Dr. Rao Kotamarthi: So what we have done at Argonne, and several other people have done around the world too so I don’t want to take all the credit for this, but what we have done is that we have developed a really high spatial resolution climate data for North America. It’s a process called downscaling. And we did a few years ago. To do this, so we have simulations for the current decade, like let’s say recent past, mid century and end of the century, we do different greenhouse gas emission scenarios, like I said before. So this in total is about 300 individual “…” and about five petabyte of data for performing analysis. So there’s a large dataset from that we can extract, almost all kinds of meteorological variables, I mean precipitation, and other things, or temperatures from which we can calculate things like a fire index. So the fire index is one derived product from the climate model simulations we did, we do additional calculations to do that.
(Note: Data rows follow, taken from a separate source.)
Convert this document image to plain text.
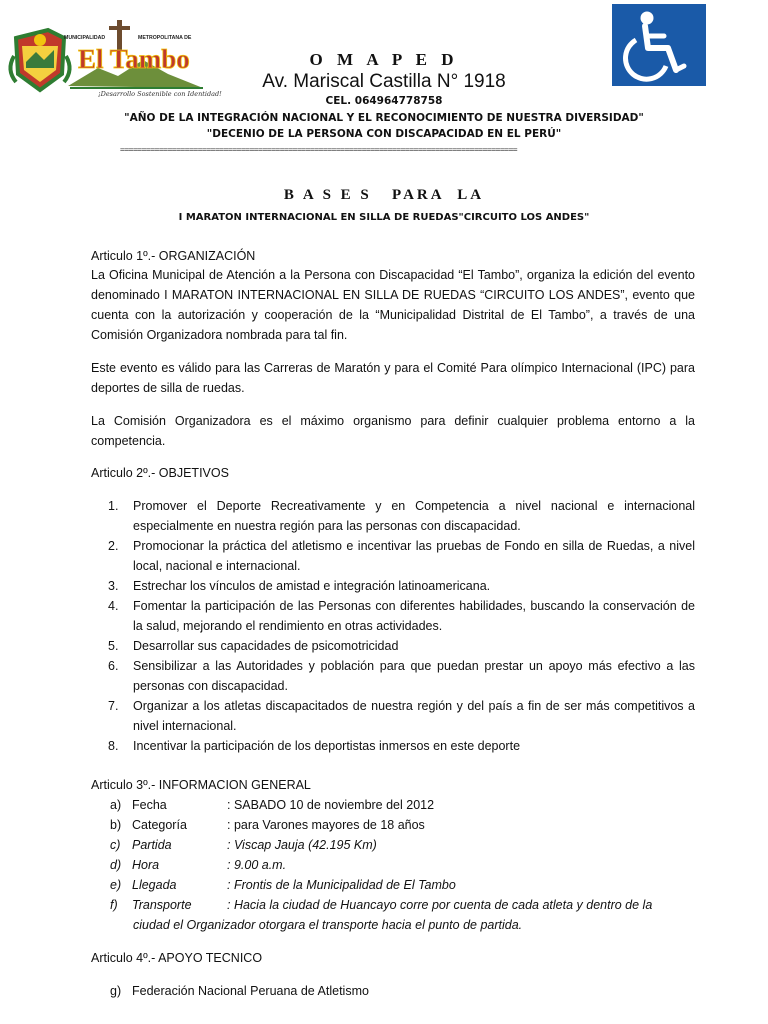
MUNICIPALIDAD	METROPOLITANA DE
El Tambo
¡Desarrollo Sostenible con Identidad!
O M A P E D
Av. Mariscal Castilla N° 1918
CEL. 064964778758
"AÑO DE LA INTEGRACIÓN NACIONAL Y EL RECONOCIMIENTO DE NUESTRA DIVERSIDAD"
"DECENIO DE LA PERSONA CON DISCAPACIDAD EN EL PERÚ"
============================================================================================
B A S E S   PARA  LA
I MARATON INTERNACIONAL EN SILLA DE RUEDAS"CIRCUITO LOS ANDES"
Articulo 1º.- ORGANIZACIÓN
La Oficina Municipal de Atención a la Persona con Discapacidad “El Tambo”, organiza la edición del evento denominado I MARATON INTERNACIONAL EN SILLA DE RUEDAS “CIRCUITO LOS ANDES”, evento que cuenta con la autorización y cooperación de la “Municipalidad Distrital de El Tambo”, a través de una Comisión Organizadora nombrada para tal fin.
Este evento es válido para las Carreras de Maratón y para el Comité Para olímpico Internacional (IPC) para deportes de silla de ruedas.
La Comisión Organizadora es el máximo organismo para definir cualquier problema entorno a la competencia.
Articulo 2º.- OBJETIVOS
1. Promover el Deporte Recreativamente y en Competencia a nivel nacional e internacional especialmente en nuestra región para las personas con discapacidad.
2. Promocionar la práctica del atletismo e incentivar las pruebas de Fondo en silla de Ruedas, a nivel local, nacional e internacional.
3. Estrechar los vínculos de amistad e integración latinoamericana.
4. Fomentar la participación de las Personas con diferentes habilidades, buscando la conservación de la salud, mejorando el rendimiento en otras actividades.
5. Desarrollar sus capacidades de psicomotricidad
6. Sensibilizar a las Autoridades y población para que puedan prestar un apoyo más efectivo a las personas con discapacidad.
7. Organizar a los atletas discapacitados de nuestra región y del país a fin de ser más competitivos a nivel internacional.
8. Incentivar la participación de los deportistas inmersos en este deporte
Articulo 3º.- INFORMACION GENERAL
a) Fecha	: SABADO 10 de noviembre del 2012
b) Categoría	: para Varones mayores de 18 años
c) Partida	: Viscap Jauja (42.195 Km)
d) Hora	: 9.00 a.m.
e) Llegada	: Frontis de la Municipalidad de El Tambo
f) Transporte	: Hacia la ciudad de Huancayo corre por cuenta de cada atleta y dentro de la
ciudad el Organizador otorgara el transporte hacia el punto de partida.
Articulo 4º.- APOYO TECNICO
g) Federación Nacional Peruana de Atletismo
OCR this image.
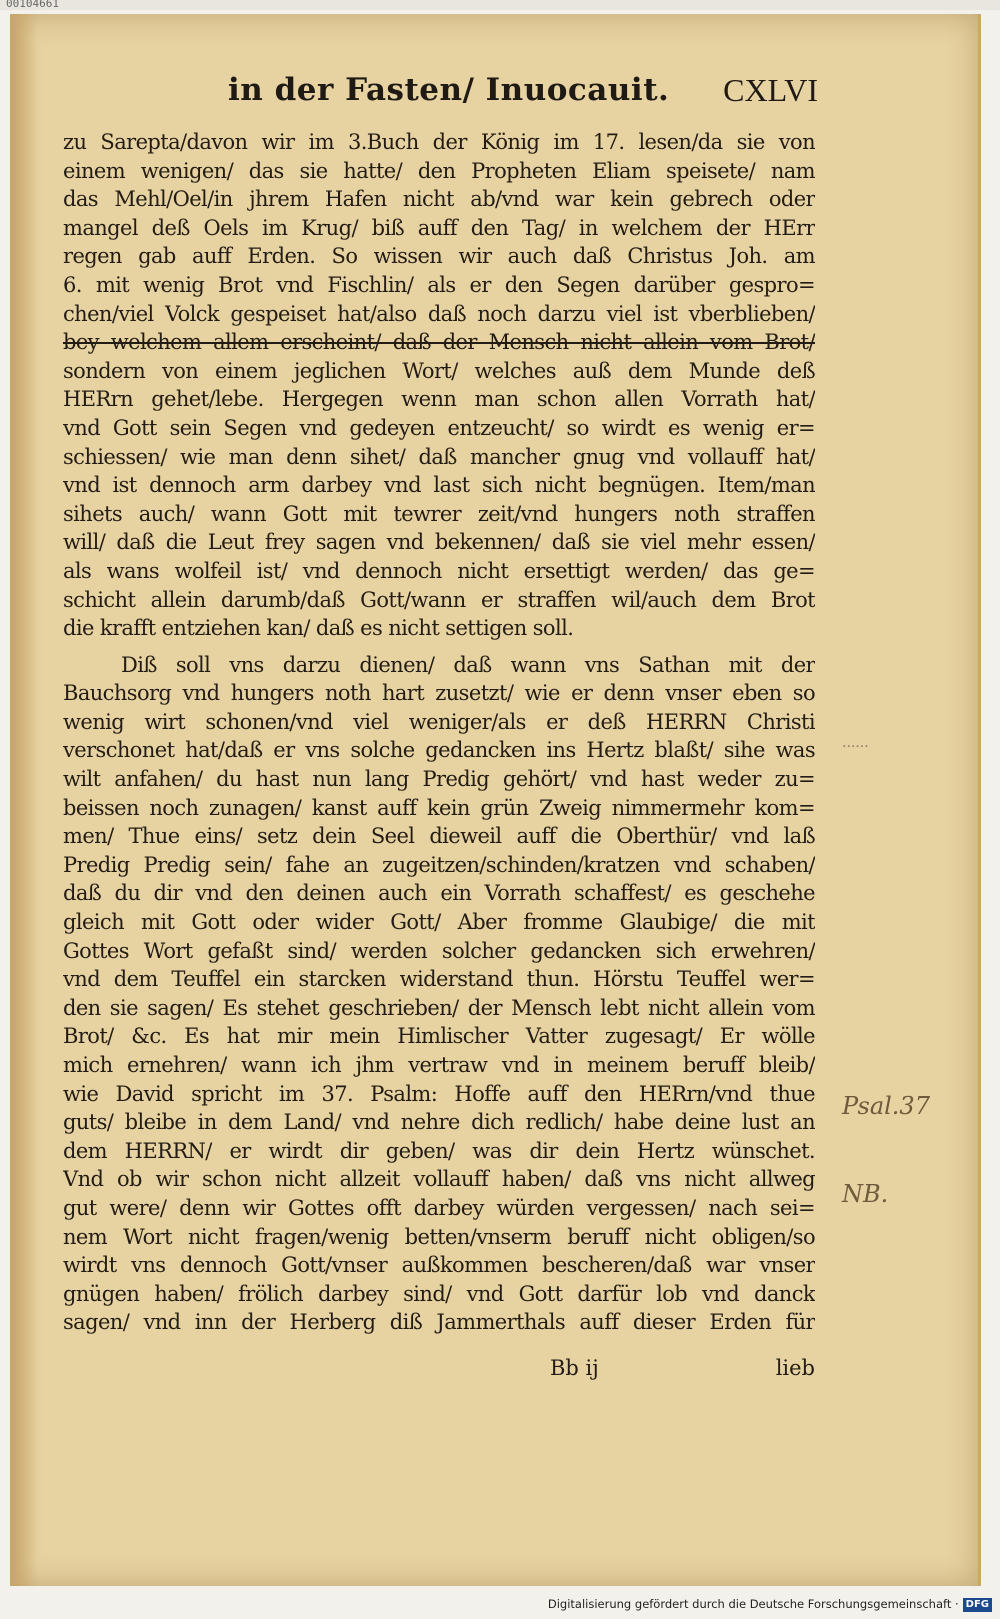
00104661
in der Fasten/ Inuocauit. CXLVI
zu Sarepta/davon wir im 3.Buch der König im 17. lesen/da sie von
einem wenigen/ das sie hatte/ den Propheten Eliam speisete/ nam
das Mehl/Oel/in jhrem Hafen nicht ab/vnd war kein gebrech oder
mangel deß Oels im Krug/ biß auff den Tag/ in welchem der HErr
regen gab auff Erden. So wissen wir auch daß Christus Joh. am
6. mit wenig Brot vnd Fischlin/ als er den Segen darüber gespro=
chen/viel Volck gespeiset hat/also daß noch darzu viel ist vberblieben/
bey welchem allem erscheint/ daß der Mensch nicht allein vom Brot/
sondern von einem jeglichen Wort/ welches auß dem Munde deß
HERrn gehet/lebe. Hergegen wenn man schon allen Vorrath hat/
vnd Gott sein Segen vnd gedeyen entzeucht/ so wirdt es wenig er=
schiessen/ wie man denn sihet/ daß mancher gnug vnd vollauff hat/
vnd ist dennoch arm darbey vnd last sich nicht begnügen. Item/man
sihets auch/ wann Gott mit tewrer zeit/vnd hungers noth straffen
will/ daß die Leut frey sagen vnd bekennen/ daß sie viel mehr essen/
als wans wolfeil ist/ vnd dennoch nicht ersettigt werden/ das ge=
schicht allein darumb/daß Gott/wann er straffen wil/auch dem Brot
die krafft entziehen kan/ daß es nicht settigen soll.
Diß soll vns darzu dienen/ daß wann vns Sathan mit der
Bauchsorg vnd hungers noth hart zusetzt/ wie er denn vnser eben so
wenig wirt schonen/vnd viel weniger/als er deß HERRN Christi
verschonet hat/daß er vns solche gedancken ins Hertz blaßt/ sihe was
wilt anfahen/ du hast nun lang Predig gehört/ vnd hast weder zu=
beissen noch zunagen/ kanst auff kein grün Zweig nimmermehr kom=
men/ Thue eins/ setz dein Seel dieweil auff die Oberthür/ vnd laß
Predig Predig sein/ fahe an zugeitzen/schinden/kratzen vnd schaben/
daß du dir vnd den deinen auch ein Vorrath schaffest/ es geschehe
gleich mit Gott oder wider Gott/ Aber fromme Glaubige/ die mit
Gottes Wort gefaßt sind/ werden solcher gedancken sich erwehren/
vnd dem Teuffel ein starcken widerstand thun. Hörstu Teuffel wer=
den sie sagen/ Es stehet geschrieben/ der Mensch lebt nicht allein vom
Brot/ &c. Es hat mir mein Himlischer Vatter zugesagt/ Er wölle
mich ernehren/ wann ich jhm vertraw vnd in meinem beruff bleib/
wie David spricht im 37. Psalm: Hoffe auff den HERrn/vnd thue
guts/ bleibe in dem Land/ vnd nehre dich redlich/ habe deine lust an
dem HERRN/ er wirdt dir geben/ was dir dein Hertz wünschet.
Vnd ob wir schon nicht allzeit vollauff haben/ daß vns nicht allweg
gut were/ denn wir Gottes offt darbey würden vergessen/ nach sei=
nem Wort nicht fragen/wenig betten/vnserm beruff nicht obligen/so
wirdt vns dennoch Gott/vnser außkommen bescheren/daß war vnser
gnügen haben/ frölich darbey sind/ vnd Gott darfür lob vnd danck
sagen/ vnd inn der Herberg diß Jammerthals auff dieser Erden für
Bb ij	lieb
......
Psal.37
NB.
Digitalisierung gefördert durch die Deutsche Forschungsgemeinschaft · DFG
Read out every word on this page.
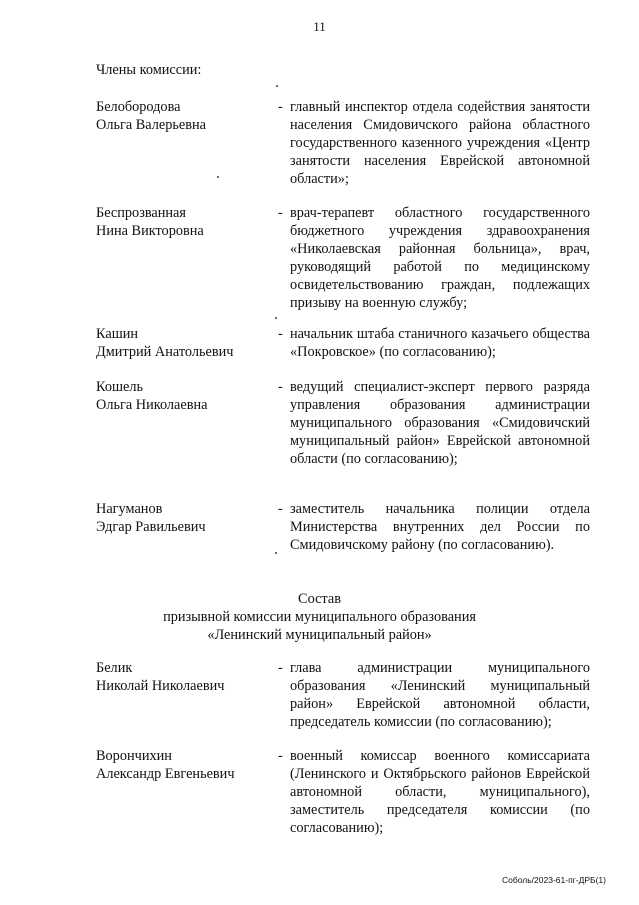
11
Члены комиссии:
Белобородова
Ольга Валерьевна
- главный инспектор отдела содействия занятости населения Смидовичского района областного государственного казенного учреждения «Центр занятости населения Еврейской автономной области»;
Беспрозванная
Нина Викторовна
- врач-терапевт областного государственного бюджетного учреждения здравоохранения «Николаевская районная больница», врач, руководящий работой по медицинскому освидетельствованию граждан, подлежащих призыву на военную службу;
Кашин
Дмитрий Анатольевич
- начальник штаба станичного казачьего общества «Покровское» (по согласованию);
Кошель
Ольга Николаевна
- ведущий специалист-эксперт первого разряда управления образования администрации муниципального образования «Смидовичский муниципальный район» Еврейской автономной области (по согласованию);
Нагуманов
Эдгар Равильевич
- заместитель начальника полиции отдела Министерства внутренних дел России по Смидовичскому району (по согласованию).
Состав
призывной комиссии муниципального образования
«Ленинский муниципальный район»
Белик
Николай Николаевич
- глава администрации муниципального образования «Ленинский муниципальный район» Еврейской автономной области, председатель комиссии (по согласованию);
Ворончихин
Александр Евгеньевич
- военный комиссар военного комиссариата (Ленинского и Октябрьского районов Еврейской автономной области, муниципального), заместитель председателя комиссии (по согласованию);
Соболь/2023-61-пг-ДРБ(1)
So similarly, we have to do flooding, we have done flooding too at a really high resolution. So because we have precipitation and other things at every three hours, we run a separate flood model, at very high resolutions for calculating flooding intensities, for example, both coastal and inland flooding. So that will be helpful for infrastructure that is affected by flood. So this particular, PG&E for example, is very interested in fires, obviously. So the whole idea of a fire is that you develop an index, and the index tells you is the number is very high, you can have the potential for fires, where you see sometimes in the West, “…” fire potential index is high, it’s yellow, red and things like that. Essentially “…” end up indices. So you want to calculate those indices for current and future climate and see how they are varying, which parts of North America, for example, may become more fire prone in the future and things like that. So, risk analysis in some sense, once you’re done all these calculations, you’re doing risk of flooding fire and things like that. And based on that, then industry or government can take action on considering the risk and uncertainty calculating the risk.
Tom Temin: Yeah, so the “…” we have now is that the power stays on at Argonne, so that you can help everybody else.
Dr. Rao Kotamarthi: [Laughing], and the computer keeps running.
Tom Temin: Alright.
Dr. Rao Kotamarthi: They’ll buy a bigger computer. That’s all.
Tom Temin: Dr. Rao Kotamarthi is chief scientist and head of the Department of Atmospheric Science and Climate Research at Argonne National Laboratory. Thanks so much for joining me.
Dr. Rao Kotamarthi: Thank you. You’re welcome.